The neurohormone melatonin has been reported to exert anti-beta-amyloid aggregation, antioxidant, and anti-inflammatory actions in various in vitro and animal models. To comprehensively determine the potential for long-term melatonin treatment to protect Alzheimer’s transgenic mice against cognitive impairment and development of beta-amyloid (Abeta) neuropathology, we administered melatonin (100 mg/L drinking water) to APP + PS1 double transgenic (Tg) mice from 2-2.5 months of age to their killing at age 7.5 months. A comprehensive behavioral battery administered during the final 6 weeks of treatment revealed that Tg mice given melatonin were protected from cognitive impairment in a variety of tasks of working memory, spatial reference learning/memory, and basic mnemonic function; Tg control mice remained impaired in all of these cognitive tasks/domains. Immunoreactive Abeta deposition was significantly reduced in hippocampus (43%) and entorhinal cortex (37%) of melatonin-treated Tg mice. Although soluble and oligomeric forms of Abeta1-40 and 1-42 were unchanged in the hippocampus and cortex of the same melatonin-treated Tg mice, their plasma Abeta levels were elevated. These Abeta results, together with our concurrent demonstration that melatonin suppresses Abeta aggregation in brain homogenates, are consistent with a melatonin-facilitated removal of Abeta from the brain. Inflammatory cytokines such as tumor necrosis factor (TNF)-alpha were decreased in hippocampus (but not plasma) of Tg+ melatonin mice. Finally, the cortical mRNA expression of three antioxidant enzymes (SOD-1, glutathione peroxidase, and catalase) was significantly reduced to non-Tg levels by long-term melatonin treatment in Tg mice. Thus, melatonin’s cognitive benefits could involve its anti-Abeta aggregation, anti-inflammatory, and/or antioxidant properties. Our findings provide support for long-term melatonin therapy as a primary or complementary strategy for abating the progression of Alzheimer disease.
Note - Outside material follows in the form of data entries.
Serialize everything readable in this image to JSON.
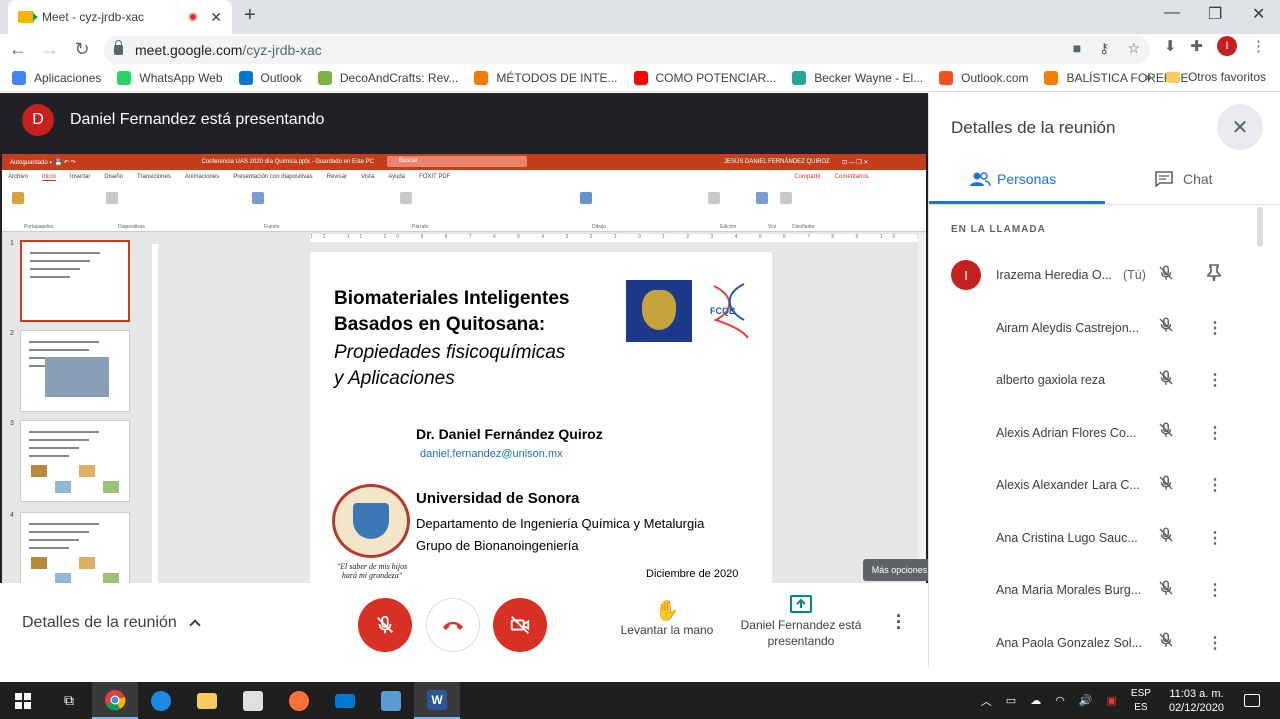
{
  "browser": {
    "tab_title": "Meet - cyz-jrdb-xac",
    "url_host": "meet.google.com",
    "url_path": "/cyz-jrdb-xac",
    "profile_initial": "I"
  },
  "bookmarks": [
    {
      "label": "Aplicaciones",
      "color": "#4285f4"
    },
    {
      "label": "WhatsApp Web",
      "color": "#25d366"
    },
    {
      "label": "Outlook",
      "color": "#0078d4"
    },
    {
      "label": "DecoAndCrafts: Rev...",
      "color": "#7cb342"
    },
    {
      "label": "MÉTODOS DE INTE...",
      "color": "#f57c00"
    },
    {
      "label": "COMO POTENCIAR...",
      "color": "#ff0000"
    },
    {
      "label": "Becker Wayne - El...",
      "color": "#26a69a"
    },
    {
      "label": "Outlook.com",
      "color": "#f25022"
    },
    {
      "label": "BALÍSTICA FORENSE",
      "color": "#f57c00"
    }
  ],
  "bookmarks_folder": "Otros favoritos",
  "presenter": {
    "initial": "D",
    "label": "Daniel Fernandez está presentando"
  },
  "ppt": {
    "title_bar": "Conferencia UAS 2020 día Química.pptx - Guardado en Este PC",
    "search": "Buscar",
    "user": "JESÚS DANIEL FERNÁNDEZ QUIROZ",
    "menu": [
      "Archivo",
      "Inicio",
      "Insertar",
      "Diseño",
      "Transiciones",
      "Animaciones",
      "Presentación con diapositivas",
      "Revisar",
      "Vista",
      "Ayuda",
      "FOXIT PDF"
    ],
    "share": "Compartir",
    "comments": "Comentarios",
    "groups": [
      "Portapapeles",
      "Diapositivas",
      "Fuente",
      "Párrafo",
      "Dibujo",
      "Edición",
      "Voz",
      "Diseñador"
    ],
    "thumb_nums": [
      "1",
      "2",
      "3",
      "4"
    ],
    "slide": {
      "title_line1": "Biomateriales Inteligentes",
      "title_line2": "Basados en Quitosana:",
      "subtitle_line1": "Propiedades fisicoquímicas",
      "subtitle_line2": "y Aplicaciones",
      "author": "Dr. Daniel Fernández Quiroz",
      "email": "daniel.fernandez@unison.mx",
      "university": "Universidad de Sonora",
      "department": "Departamento de Ingeniería Química y Metalurgia",
      "group": "Grupo de Bionanoingeniería",
      "motto": "\"El saber de mis hijos hará mi grandeza\"",
      "date": "Diciembre de 2020",
      "logo_text": "FCQB"
    }
  },
  "tooltip": "Más opciones",
  "controls": {
    "meeting_details": "Detalles de la reunión",
    "raise_hand": "Levantar la mano",
    "presenting": "Daniel Fernandez está presentando"
  },
  "panel": {
    "title": "Detalles de la reunión",
    "tab_people": "Personas",
    "tab_chat": "Chat",
    "section": "EN LA LLAMADA",
    "you_label": "(Tú)",
    "participants": [
      {
        "name": "Irazema Heredia O...",
        "initial": "I"
      },
      {
        "name": "Airam Aleydis Castrejon..."
      },
      {
        "name": "alberto gaxiola reza"
      },
      {
        "name": "Alexis Adrian Flores Co..."
      },
      {
        "name": "Alexis Alexander Lara C..."
      },
      {
        "name": "Ana Cristina Lugo Sauc..."
      },
      {
        "name": "Ana Maria Morales Burg..."
      },
      {
        "name": "Ana Paola Gonzalez Sol..."
      }
    ]
  },
  "taskbar": {
    "lang_top": "ESP",
    "lang_bottom": "ES",
    "time": "11:03 a. m.",
    "date": "02/12/2020"
  }
}
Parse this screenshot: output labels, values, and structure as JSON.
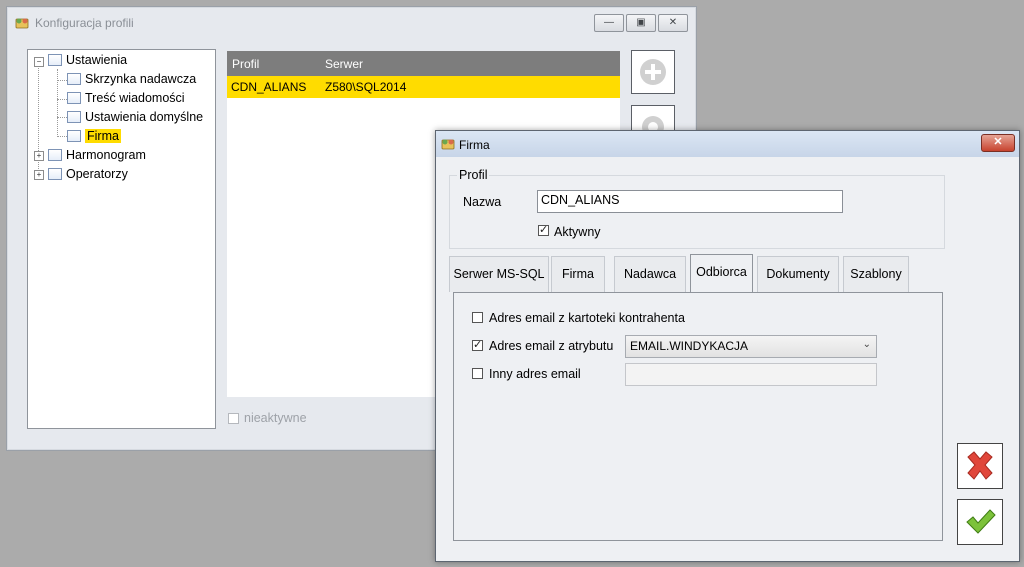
{
  "main_window": {
    "title": "Konfiguracja profili",
    "tree": [
      {
        "label": "Ustawienia"
      },
      {
        "label": "Skrzynka nadawcza"
      },
      {
        "label": "Treść wiadomości"
      },
      {
        "label": "Ustawienia domyślne"
      },
      {
        "label": "Firma"
      },
      {
        "label": "Harmonogram"
      },
      {
        "label": "Operatorzy"
      }
    ],
    "grid": {
      "columns": [
        "Profil",
        "Serwer"
      ],
      "rows": [
        [
          "CDN_ALIANS",
          "Z580\\SQL2014"
        ]
      ]
    },
    "inactive_label": "nieaktywne"
  },
  "dialog": {
    "title": "Firma",
    "profile_group_label": "Profil",
    "name_label": "Nazwa",
    "name_value": "CDN_ALIANS",
    "active_label": "Aktywny",
    "tabs": [
      "Serwer MS-SQL",
      "Firma",
      "Nadawca",
      "Odbiorca",
      "Dokumenty",
      "Szablony"
    ],
    "options": {
      "from_contractor": "Adres email z kartoteki kontrahenta",
      "from_attribute": "Adres email z atrybutu",
      "attribute_value": "EMAIL.WINDYKACJA",
      "other": "Inny adres email"
    }
  },
  "colors": {
    "selection": "#ffdc00",
    "grid_header": "#7d7d7d",
    "cancel": "#d9352a",
    "ok": "#5aab1e"
  }
}
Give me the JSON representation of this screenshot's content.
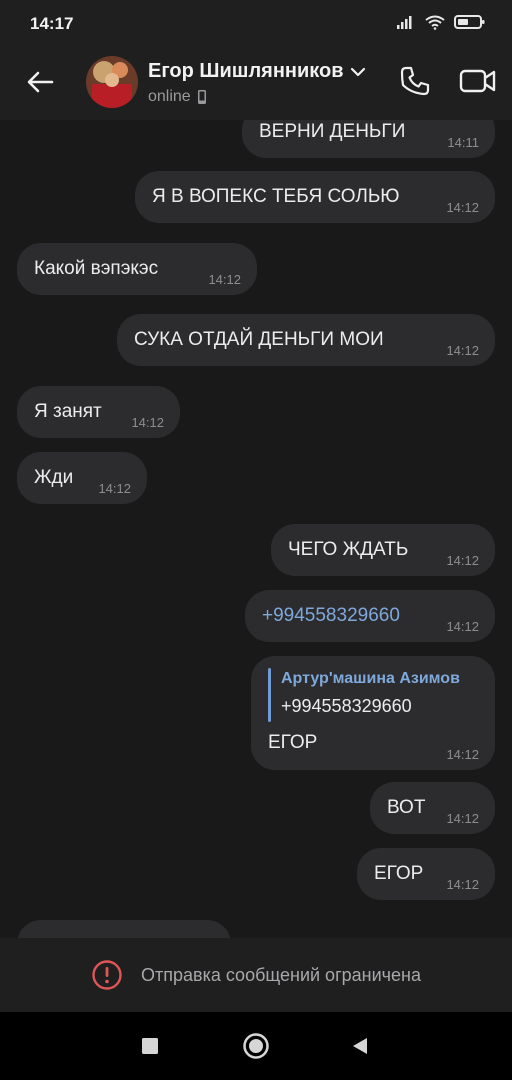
{
  "status_bar": {
    "time": "14:17",
    "icons": [
      "signal-icon",
      "wifi-icon",
      "battery-icon"
    ]
  },
  "header": {
    "contact_name": "Егор Шишлянников",
    "contact_status": "online",
    "icons": [
      "back-arrow-icon",
      "chevron-down-icon",
      "phone-icon",
      "video-icon",
      "mobile-device-icon"
    ]
  },
  "messages": [
    {
      "direction": "outgoing",
      "text": "ВЕРНИ ДЕНЬГИ",
      "time": "14:11"
    },
    {
      "direction": "outgoing",
      "text": "Я В ВОПЕКС ТЕБЯ СОЛЬЮ",
      "time": "14:12"
    },
    {
      "direction": "incoming",
      "text": "Какой вэпэкэс",
      "time": "14:12"
    },
    {
      "direction": "outgoing",
      "text": "СУКА ОТДАЙ ДЕНЬГИ МОИ",
      "time": "14:12"
    },
    {
      "direction": "incoming",
      "text": "Я занят",
      "time": "14:12"
    },
    {
      "direction": "incoming",
      "text": "Жди",
      "time": "14:12"
    },
    {
      "direction": "outgoing",
      "text": "ЧЕГО ЖДАТЬ",
      "time": "14:12"
    },
    {
      "direction": "outgoing",
      "text": "+994558329660",
      "time": "14:12",
      "is_link": true
    },
    {
      "direction": "outgoing",
      "reply_author": "Артур'машина Азимов",
      "reply_text": "+994558329660",
      "text": "ЕГОР",
      "time": "14:12"
    },
    {
      "direction": "outgoing",
      "text": "ВОТ",
      "time": "14:12"
    },
    {
      "direction": "outgoing",
      "text": "ЕГОР",
      "time": "14:12"
    }
  ],
  "footer": {
    "restriction_text": "Отправка сообщений ограничена",
    "icon": "warning-circle-icon"
  },
  "nav_bar": {
    "icons": [
      "recents-square-icon",
      "home-circle-icon",
      "back-triangle-icon"
    ]
  },
  "colors": {
    "background": "#19191a",
    "bubble": "#2c2c2e",
    "link": "#7fa8dc",
    "warning": "#e05656"
  }
}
J Pineal Res. 2009 Aug;47(1):82-96
Melatonin treatment following stroke induction modulates L-arginine metabolism.
The efficacy of melatonin treatment in experimental stroke has been established. Some of the neuroprotective properties have been attributed to its anti-oxidant and anti-inflammatory effects. Nitric oxide synthases (NOS) and cyclooxygenases (COX) are considered to have a significant role in the inflammatory milieu occurring in acute stroke. While previous reports have shown that pretreatment with melatonin in a stroke model can modulate NOS isoforms, the effect of post-treatment with melatonin on l-arginine metabolism has not been investigated. This study initially examined the effect of melatonin (1 nm-1 mm) on l-arginine metabolism pathways in human fibrosarcoma fibroblasts (HT-1080) fibroblasts. Evidence of neuroprotection with melatonin was evaluated in rats subjected to middle cerebral artery occlusion (MCAO). Animals were treated with three daily doses of 5 mg/kg i.p., starting 1 hr after the onset of ischemia. Constitutive NOS activity but not expression was significantly increased by in vitro exposure (72 hr) to melatonin. In addition, melatonin treatment increased arginase activity by increasing arginase II expression. In vivo studies showed that melatonin treatment after MCAO significantly inhibited inducible NOS activity and attenuated expression of the inducible isoform, resulting in decreased total NOS activity and tissue nitrite levels. COX activity was significantly reduced with melatonin treatment. The neuroprotective anti-inflammatory effects of melatonin were consistent with the substantial reduction in infarct volume throughout the cortex and striatum and recovery of mitochondrial enzyme activities. The evidence presented here suggests that modulation of l-arginine metabolism by melatonin make it a valuable neuroprotective therapy for stroke.